Not surprisingly, Latin America and Caribbean is a critical region for Canada with eight Free Trade Agreement (FTAs) and Foreign Investment and Protection Agreements as well as 30 air transportation agreements. Moreover, Canadian government invested an amount of $708 million as its international assistance to support Canadian businesses in this region in 2017 – 2018. In 2012, Latin America and Caribbean contributed USD $56 billion to Canada’s total trade and Canadian Foreign Direct Investment achieved CAD $80 billion, representing more than 50 percent of Canadian investment in developing economies.


Strategic Supply Chain Solutions

We have the honor of interviewing three experts who are coming from multinational companies and doing business in supply chains for many years. They will share market intelligence and how to tackle supply chain challenges above.
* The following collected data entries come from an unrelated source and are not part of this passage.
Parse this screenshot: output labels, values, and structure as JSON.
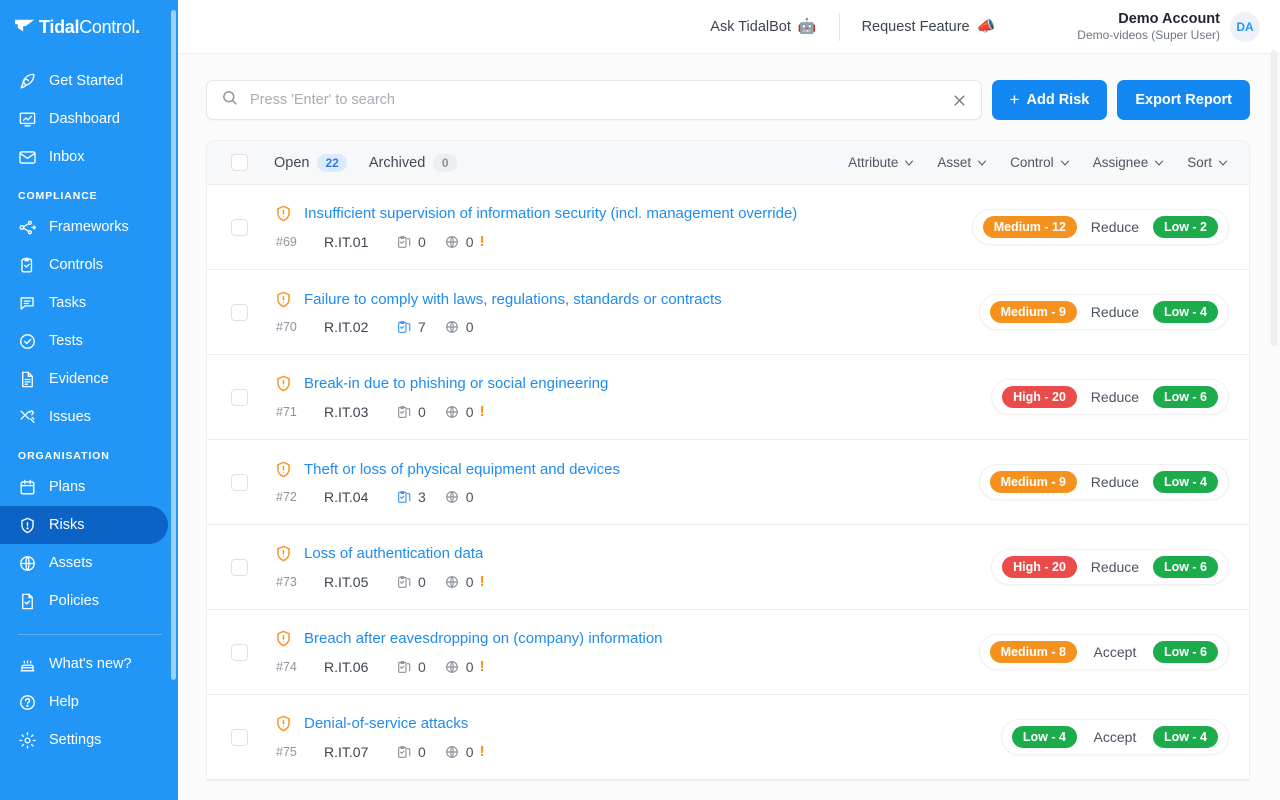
{
  "brand": {
    "name_bold": "Tidal",
    "name_light": "Control",
    "dot": ".",
    "sidebar_color": "#2196F7",
    "accent": "#1388f2"
  },
  "sidebar": {
    "top_items": [
      {
        "label": "Get Started",
        "icon": "rocket-icon"
      },
      {
        "label": "Dashboard",
        "icon": "dashboard-icon"
      },
      {
        "label": "Inbox",
        "icon": "envelope-icon"
      }
    ],
    "sections": [
      {
        "label": "COMPLIANCE",
        "items": [
          {
            "label": "Frameworks",
            "icon": "frameworks-icon"
          },
          {
            "label": "Controls",
            "icon": "clipboard-check-icon"
          },
          {
            "label": "Tasks",
            "icon": "chat-icon"
          },
          {
            "label": "Tests",
            "icon": "check-circle-icon"
          },
          {
            "label": "Evidence",
            "icon": "document-icon"
          },
          {
            "label": "Issues",
            "icon": "tools-icon"
          }
        ]
      },
      {
        "label": "ORGANISATION",
        "items": [
          {
            "label": "Plans",
            "icon": "calendar-icon"
          },
          {
            "label": "Risks",
            "icon": "shield-alert-icon",
            "active": true
          },
          {
            "label": "Assets",
            "icon": "globe-icon"
          },
          {
            "label": "Policies",
            "icon": "policy-icon"
          }
        ]
      }
    ],
    "bottom_items": [
      {
        "label": "What's new?",
        "icon": "cake-icon"
      },
      {
        "label": "Help",
        "icon": "question-circle-icon"
      },
      {
        "label": "Settings",
        "icon": "gear-icon"
      }
    ]
  },
  "topbar": {
    "ask_bot": {
      "label": "Ask TidalBot",
      "emoji": "🤖"
    },
    "request_feature": {
      "label": "Request Feature",
      "emoji": "📣"
    },
    "account": {
      "name": "Demo Account",
      "subtitle": "Demo-videos (Super User)",
      "initials": "DA"
    }
  },
  "toolbar": {
    "search_placeholder": "Press 'Enter' to search",
    "search_value": "",
    "add_risk_label": "Add Risk",
    "add_risk_plus": "+",
    "export_label": "Export Report"
  },
  "list_header": {
    "tabs": [
      {
        "label": "Open",
        "count": "22",
        "style": "blue"
      },
      {
        "label": "Archived",
        "count": "0",
        "style": "grey"
      }
    ],
    "filters": [
      {
        "label": "Attribute"
      },
      {
        "label": "Asset"
      },
      {
        "label": "Control"
      },
      {
        "label": "Assignee"
      },
      {
        "label": "Sort"
      }
    ]
  },
  "rows": [
    {
      "id": "#69",
      "code": "R.IT.01",
      "title": "Insufficient supervision of information security (incl. management override)",
      "controls": "0",
      "assets": "0",
      "warning": "!",
      "controls_active": false,
      "severity": "Medium - 12",
      "severity_class": "medium",
      "treatment": "Reduce",
      "residual": "Low - 2",
      "residual_class": "low"
    },
    {
      "id": "#70",
      "code": "R.IT.02",
      "title": "Failure to comply with laws, regulations, standards or contracts",
      "controls": "7",
      "assets": "0",
      "warning": "",
      "controls_active": true,
      "severity": "Medium - 9",
      "severity_class": "medium",
      "treatment": "Reduce",
      "residual": "Low - 4",
      "residual_class": "low"
    },
    {
      "id": "#71",
      "code": "R.IT.03",
      "title": "Break-in due to phishing or social engineering",
      "controls": "0",
      "assets": "0",
      "warning": "!",
      "controls_active": false,
      "severity": "High - 20",
      "severity_class": "high",
      "treatment": "Reduce",
      "residual": "Low - 6",
      "residual_class": "low"
    },
    {
      "id": "#72",
      "code": "R.IT.04",
      "title": "Theft or loss of physical equipment and devices",
      "controls": "3",
      "assets": "0",
      "warning": "",
      "controls_active": true,
      "severity": "Medium - 9",
      "severity_class": "medium",
      "treatment": "Reduce",
      "residual": "Low - 4",
      "residual_class": "low"
    },
    {
      "id": "#73",
      "code": "R.IT.05",
      "title": "Loss of authentication data",
      "controls": "0",
      "assets": "0",
      "warning": "!",
      "controls_active": false,
      "severity": "High - 20",
      "severity_class": "high",
      "treatment": "Reduce",
      "residual": "Low - 6",
      "residual_class": "low"
    },
    {
      "id": "#74",
      "code": "R.IT.06",
      "title": "Breach after eavesdropping on (company) information",
      "controls": "0",
      "assets": "0",
      "warning": "!",
      "controls_active": false,
      "severity": "Medium - 8",
      "severity_class": "medium",
      "treatment": "Accept",
      "residual": "Low - 6",
      "residual_class": "low"
    },
    {
      "id": "#75",
      "code": "R.IT.07",
      "title": "Denial-of-service attacks",
      "controls": "0",
      "assets": "0",
      "warning": "!",
      "controls_active": false,
      "severity": "Low - 4",
      "severity_class": "low",
      "treatment": "Accept",
      "residual": "Low - 4",
      "residual_class": "low"
    }
  ]
}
First and foremost, we are pleased to introduce Miguel Murphy, our supply chain analyst, currently working with Warehouse Transport Group (WTG) as Regional Supply Chain Manager, LATAM and Caribbean region. Before working for WTG, Miguel has many years of experience working within private and public sectors as a Co-Packer and Supply Chain Manager at Pepsicola Trinidad, a multinational company and the Area Manager for LATAM at Angostura Holdings Limited in Trinidad and Tobago. He also has a background in business development and Opex for improvement of bottom line operations.
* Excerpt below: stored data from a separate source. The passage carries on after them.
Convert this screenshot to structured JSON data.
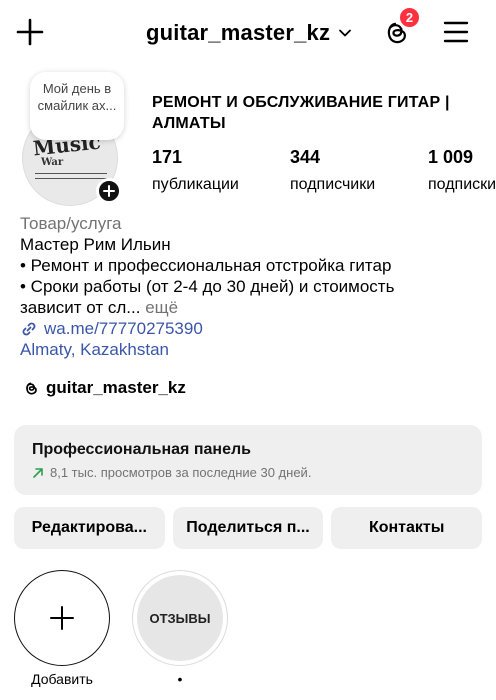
{
  "header": {
    "username": "guitar_master_kz",
    "notifications_count": "2"
  },
  "profile": {
    "note": "Мой день в смайлик ах...",
    "avatar_logo_line1": "Music",
    "avatar_logo_line2": "War",
    "name": "РЕМОНТ И ОБСЛУЖИВАНИЕ ГИТАР | АЛМАТЫ",
    "stats": [
      {
        "value": "171",
        "label": "публикации"
      },
      {
        "value": "344",
        "label": "подписчики"
      },
      {
        "value": "1 009",
        "label": "подписки"
      }
    ]
  },
  "bio": {
    "category": "Товар/услуга",
    "line1": "Мастер Рим Ильин",
    "line2": "• Ремонт и профессиональная отстройка гитар",
    "line3": "• Сроки работы (от 2-4 до 30 дней) и стоимость",
    "line4": "зависит от сл...",
    "more": " ещё",
    "link": "wa.me/77770275390",
    "location": "Almaty, Kazakhstan",
    "threads_handle": "guitar_master_kz"
  },
  "dashboard": {
    "title": "Профессиональная панель",
    "subtitle": "8,1 тыс. просмотров за последние 30 дней."
  },
  "actions": {
    "edit": "Редактирова...",
    "share": "Поделиться п...",
    "contacts": "Контакты"
  },
  "highlights": {
    "new_label": "Добавить",
    "reviews_cover": "ОТЗЫВЫ",
    "reviews_label": "•"
  },
  "colors": {
    "badge": "#ff3040",
    "link": "#3b56a8",
    "trend": "#2e9e4f",
    "panel_bg": "#efefef"
  }
}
What is the biggest challenge companies face in Latin America & Caribbean with respect to their current supply chain system?

Latin America and the Caribbean face unique supply chain challenges. However, as a region, there are some common discrepancies within their supply chain systems. Some of the biggest challenges are the lack of efficient use of infrastructure coupled with the insufficient implementation of technology and lawlessness. This could be solved through the development and adaptation of globalization standards under one policy by these regions similar to that of the EU system.


How did they cope with challenges by Covid or supply chain disruption in the past 6 months?

Covid brought unexpected and unforeseen circumstances which companies in these regions had to face in addition to their existing challenges. Initially, there was uncertainty as to the next steps to take with no typical model of solutions. However, some companies realized that they had to have a mind shift in their organizations via adjusting and re-building within their supply chain systems and processes in order to mitigate further losses and be able to maximize in the short term. Furthermore, triggering the creation of innovative processes in order to be economically viable. For example, they would have to review their stock inventory and supply contracts in place and the demand for their products and/or services.


How is their supply chain strategy next year?

One of the main strategies for the Latin American and Caribbean markets would be the introduction of new innovations. Secondly, in order to increase the company’s responsiveness to changing market demand and develop more locally customized products, companies may begin to bring production closer to key markets. In addition, new, smaller production sites, but more flexible in design with digital solutions to help offset local production costs and increase capacity.


What are the most important factors to make their supply chain success?

Some of the most important factors which should be considered for successful supply chain within these regions, especially in current times, include the use of data to more accurately predict local demand; the supply of products from various geographical areas and the flexibility to outsource the production of products; and finally, manufacturing and digital storage that allows route optimization.